The utility noted on its website earlier this week that it would be doing indoor air testing from March 10-14 in certain buildings in ST/PCV.
The work was described as a routine part of its investigation of the complex, formerly home to MGP sites at East 14th Street, East 17th Street, East 19th Street and East 21st Street.
The former 21st Street Works MGP site occupied two thirds of the space that’s now Peter Cooper Village. Impacts have also been found in Stuyvesant Cove Park.
In its online notice (at coned.com/mgp), the company provided a list of addresses where testing would be done. In Peter Cooper Village, the testing sites are at all 21 buildings. In Stuyvesant Town, the testings sites are at 16 Stuyvesant Oval, 245 Avenue C, 522 and 524 East 20th Street and 615, 625, 635 and 645 East 14th Street.
Any contaminants and impacts are all leftovers from the days when ST/PCV was known as the Gashouse District, home to gas plants and holders where coal and oil was converted into gas for heating, lighting and cooking.
Con Ed’s manufacturing and storage of gas began in the 1840s and continued for a century until the property was sold to Metropolitan Life. Byproducts of the gas conversion included tar and purifier wastes, which were materials formed during the process before the gas was given to customers.
The last time Con Ed did investigation work on the property was in February of 2012 when it also did an indoor air study. Prior to that, in 2011, the company said it was looking at ways to “remediate” or clean up Peter Cooper Village, which was more heavily impacted by MGPs than Stuyvesant Town. However, no plan was ever announced. Con Ed is working with the New York State Department of Environmental Conservation and the NYS Department of Health on the project, which began in 2006.
When asked about the ongoing work and plan for remediation, a spokesperson for Con Ed, Bob McGee, said the investigations at the four MGP sites in ST/PCV have already been completed. Though he didn’t share the results, he did say that reports have been submitted to the NYSDEC.

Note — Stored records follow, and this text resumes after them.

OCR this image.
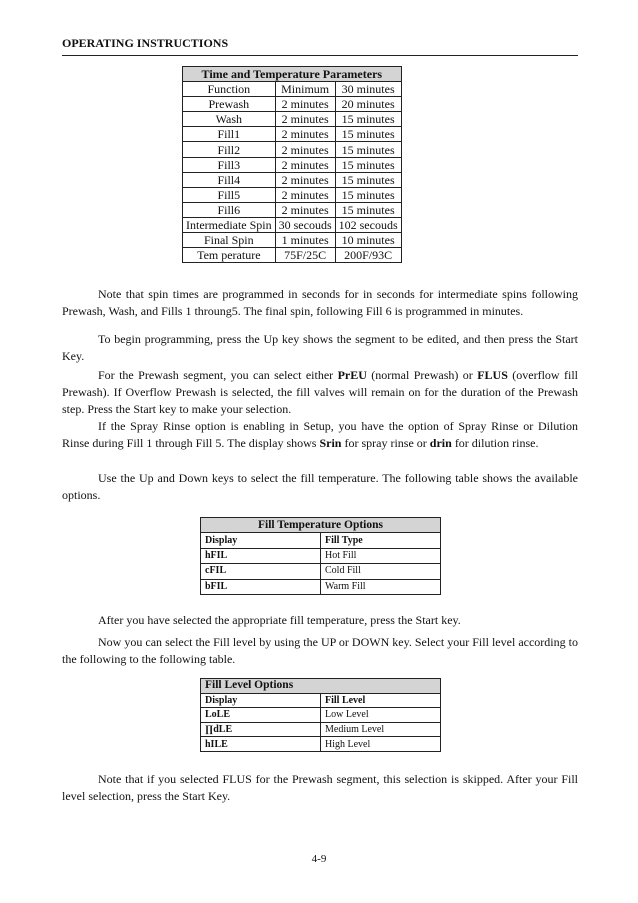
OPERATING INSTRUCTIONS
Time and Temperature Parameters		
Function	Minimum	30 minutes
Prewash	2 minutes	20 minutes
Wash	2 minutes	15 minutes
Fill1	2 minutes	15 minutes
Fill2	2 minutes	15 minutes
Fill3	2 minutes	15 minutes
Fill4	2 minutes	15 minutes
Fill5	2 minutes	15 minutes
Fill6	2 minutes	15 minutes
Intermediate Spin	30 secouds	102 secouds
Final Spin	1 minutes	10 minutes
Tem perature	75F/25C	200F/93C

Note that spin times are programmed in seconds for in seconds for intermediate spins following Prewash, Wash, and Fills 1 throung5. The final spin, following Fill 6 is programmed in minutes.

To begin programming, press the Up key shows the segment to be edited, and then press the Start Key.

For the Prewash segment, you can select either PrEU (normal Prewash) or FLUS (overflow fill Prewash). If Overflow Prewash is selected, the fill valves will remain on for the duration of the Prewash step. Press the Start key to make your selection.

If the Spray Rinse option is enabling in Setup, you have the option of Spray Rinse or Dilution Rinse during Fill 1 through Fill 5. The display shows Srin for spray rinse or drin for dilution rinse.

Use the Up and Down keys to select the fill temperature. The following table shows the available options.

Fill Temperature Options	
Display	Fill Type
hFIL	Hot Fill
cFIL	Cold Fill
bFIL	Warm Fill

After you have selected the appropriate fill temperature, press the Start key.

Now you can select the Fill level by using the UP or DOWN key. Select your Fill level according to the following to the following table.

Fill Level Options	
Display	Fill Level
LoLE	Low Level
∏dLE	Medium Level
hILE	High Level

Note that if you selected FLUS for the Prewash segment, this selection is skipped. After your Fill level selection, press the Start Key.

4-9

“Con Ed has submitted alternative analysis reports for each site that analyzes potential remedial alternatives,” said McGee in a written statement. “NYSDEC has reviewed these reports and is in the process of preparing draft Decision Documents for each site that will present NYSDEC’s proposed remedial alternative. When these Decision Documents are complete they will be issued for public comment and a public hearing will be held. After NYSDEC considers public comments they will issue a final Decision Documents presenting the remedy that Con Ed must implement.”
The purpose of the study is to determine the potential hazards of human exposure to contaminants that could happen through breathing, ingesting or touching them.
Con Ed has said that because the contaminants have been found two feet or below the surface of the ground, the public is not expected to come into contact with them.
Exposure to contaminated groundwater is also unlikely, the company has said, because residents are served by a municipal water system.